The development of biodegradable plastic from Pati Porang and Chitosan is a promising area of research that can contribute to the reduction of plastic waste in the environment. Future research can focus on:

• Scaling up production: Developing more efficient and environmentally friendly manufacturing methods to increase the scalability of biodegradable plastic production.
• Improving mechanical properties: Researching ways to improve the mechanical properties of biodegradable plastic, such as tensile strength and elongation.
• Studying biodegradability: Investigating the biodegradability of biodegradable plastic in different environments and studying the degradation process.
• Developing new applications: Exploring new applications for biodegradable plastic, such as packaging, disposable cutlery, and other products.

By addressing the challenges and limitations of biodegradable plastic, researchers can develop a more sustainable and environmentally friendly solution to replace conventional plastic.
Frequently Asked Questions (FAQs) about Biodegradable Starch and Chitosan Plastic

Q: What is biodegradable plastic?

A: Biodegradable plastic is a type of plastic that can break down naturally in the environment, reducing plastic waste and its associated environmental problems.

Q: What are the raw materials used to make biodegradable plastic?

A: The raw materials used to make biodegradable plastic are starch and chitosan. Starch is a natural polymer found in plants, while chitosan is a polysaccharide derived from chitin, a component of crustacean shells.

Q: How is biodegradable plastic made?

A: Biodegradable plastic is made by heating a mixture of starch, chitosan, and glycerol at a temperature of 80-85 °C and drying it at 60 °C.

Q: What are the benefits of biodegradable plastic?

A: Biodegradable plastic has several benefits, including:

• Reducing plastic waste in the environment
• Reducing the amount of plastic that ends up in oceans and rivers
• Providing a sustainable alternative to conventional plastic
• Reducing the need for fossil fuels to produce plastic

Q: What are the limitations of biodegradable plastic?

A: Biodegradable plastic has several limitations, including:

• Higher cost compared to conventional plastic
• Limited availability of raw materials
• Limited scalability of production
• Limited understanding of biodegradability in different environments

Q: How long does it take for biodegradable plastic to break down?

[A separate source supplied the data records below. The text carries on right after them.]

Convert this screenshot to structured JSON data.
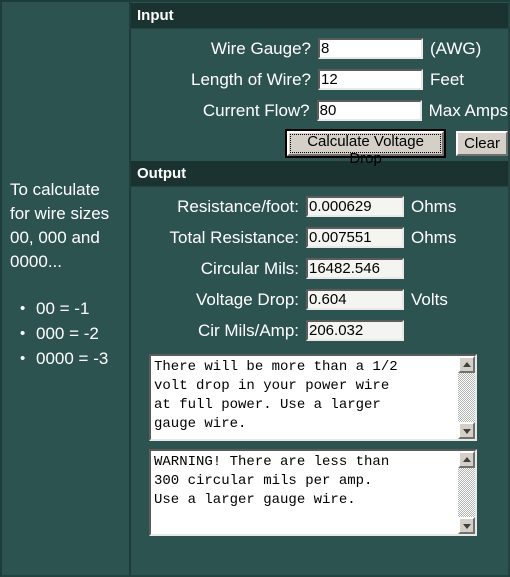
{
  "sidebar": {
    "note_text": "To calculate for wire sizes 00, 000 and 0000...",
    "bullets": [
      "00 = -1",
      "000 = -2",
      "0000 = -3"
    ]
  },
  "input_section": {
    "title": "Input",
    "rows": [
      {
        "label": "Wire Gauge?",
        "value": "8",
        "unit": "(AWG)"
      },
      {
        "label": "Length of Wire?",
        "value": "12",
        "unit": "Feet"
      },
      {
        "label": "Current Flow?",
        "value": "80",
        "unit": "Max Amps"
      }
    ],
    "calculate_label": "Calculate Voltage Drop",
    "clear_label": "Clear"
  },
  "output_section": {
    "title": "Output",
    "rows": [
      {
        "label": "Resistance/foot:",
        "value": "0.000629",
        "unit": "Ohms"
      },
      {
        "label": "Total Resistance:",
        "value": "0.007551",
        "unit": "Ohms"
      },
      {
        "label": "Circular Mils:",
        "value": "16482.546",
        "unit": ""
      },
      {
        "label": "Voltage Drop:",
        "value": "0.604",
        "unit": "Volts"
      },
      {
        "label": "Cir Mils/Amp:",
        "value": "206.032",
        "unit": ""
      }
    ],
    "messages": [
      "There will be more than a 1/2\nvolt drop in your power wire\nat full power. Use a larger\ngauge wire.",
      "WARNING! There are less than\n300 circular mils per amp.\nUse a larger gauge wire."
    ]
  },
  "icons": {
    "scroll_up": "scroll-up-arrow-icon",
    "scroll_down": "scroll-down-arrow-icon"
  },
  "colors": {
    "page_background": "#2d5350",
    "section_bar": "#1b3330",
    "text": "#ffffff",
    "field_background": "#ffffff",
    "output_field_background": "#f4f4f0",
    "button_face": "#d4d0c8"
  }
}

A: The time it takes for biodegradable plastic to break down depends on several factors, including the type of plastic, the environment, and the presence of microorganisms. However, biodegradable plastic can break down in a matter of weeks or months, compared to conventional plastic which can take hundreds of years.

Q: Can biodegradable plastic be used for packaging?

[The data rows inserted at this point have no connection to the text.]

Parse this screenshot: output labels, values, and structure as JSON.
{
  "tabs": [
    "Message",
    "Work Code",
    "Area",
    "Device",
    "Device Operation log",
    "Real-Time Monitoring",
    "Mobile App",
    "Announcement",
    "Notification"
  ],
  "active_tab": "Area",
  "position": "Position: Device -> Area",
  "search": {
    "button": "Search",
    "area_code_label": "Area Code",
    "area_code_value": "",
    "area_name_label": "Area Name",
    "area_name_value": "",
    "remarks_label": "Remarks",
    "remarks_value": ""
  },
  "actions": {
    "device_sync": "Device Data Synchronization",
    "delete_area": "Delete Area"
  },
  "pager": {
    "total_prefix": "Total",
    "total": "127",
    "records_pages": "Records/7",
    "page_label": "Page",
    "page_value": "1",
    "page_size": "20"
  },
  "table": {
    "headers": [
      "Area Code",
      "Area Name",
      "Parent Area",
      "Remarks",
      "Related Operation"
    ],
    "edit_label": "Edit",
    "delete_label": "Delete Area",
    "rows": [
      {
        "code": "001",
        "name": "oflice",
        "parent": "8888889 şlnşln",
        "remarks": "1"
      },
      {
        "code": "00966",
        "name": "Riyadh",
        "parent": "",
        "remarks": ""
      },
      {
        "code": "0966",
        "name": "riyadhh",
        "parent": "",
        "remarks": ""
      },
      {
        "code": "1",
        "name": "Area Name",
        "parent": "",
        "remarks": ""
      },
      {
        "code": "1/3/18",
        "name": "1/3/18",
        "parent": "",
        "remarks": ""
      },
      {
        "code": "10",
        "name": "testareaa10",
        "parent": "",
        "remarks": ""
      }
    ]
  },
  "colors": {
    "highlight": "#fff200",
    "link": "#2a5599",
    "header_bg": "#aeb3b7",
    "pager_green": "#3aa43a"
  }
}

A: Yes, biodegradable plastic can be used for packaging. In fact, biodegradable plastic is a promising alternative to conventional plastic for packaging applications.

Q: Can biodegradable plastic be used for disposable cutlery?

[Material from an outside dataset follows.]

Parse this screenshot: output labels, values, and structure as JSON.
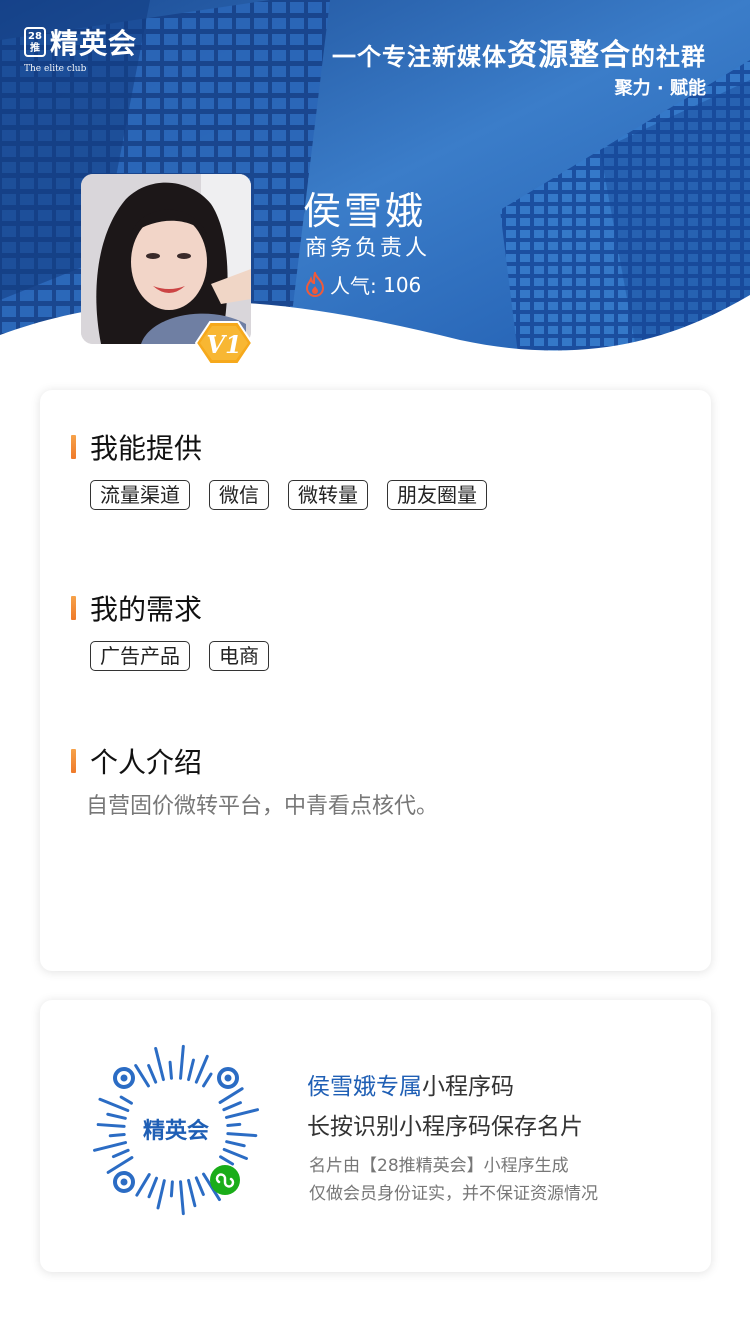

A: Yes, biodegradable plastic can be used for disposable cutlery. Biodegradable plastic is a sustainable alternative to conventional plastic for disposable cutlery.

Q: Is biodegradable plastic safe for human consumption?

A: Yes, biodegradable plastic is safe for human consumption. Biodegradable plastic is made from natural raw materials and is non-toxic.

Q: Can biodegradable plastic be used for medical applications?

A: Yes, biodegradable plastic can be used for medical applications. Biodegradable plastic is a promising alternative to conventional plastic for medical applications.

Q: What are the future directions for biodegradable plastic research?

A: The future directions for biodegradable plastic research include:

• Scaling up production
• Improving mechanical properties
• Studying biodegradability
• Developing new applications

By addressing the challenges and limitations of biodegradable plastic, researchers can develop a more sustainable and environmentally friendly solution to replace conventional plastic.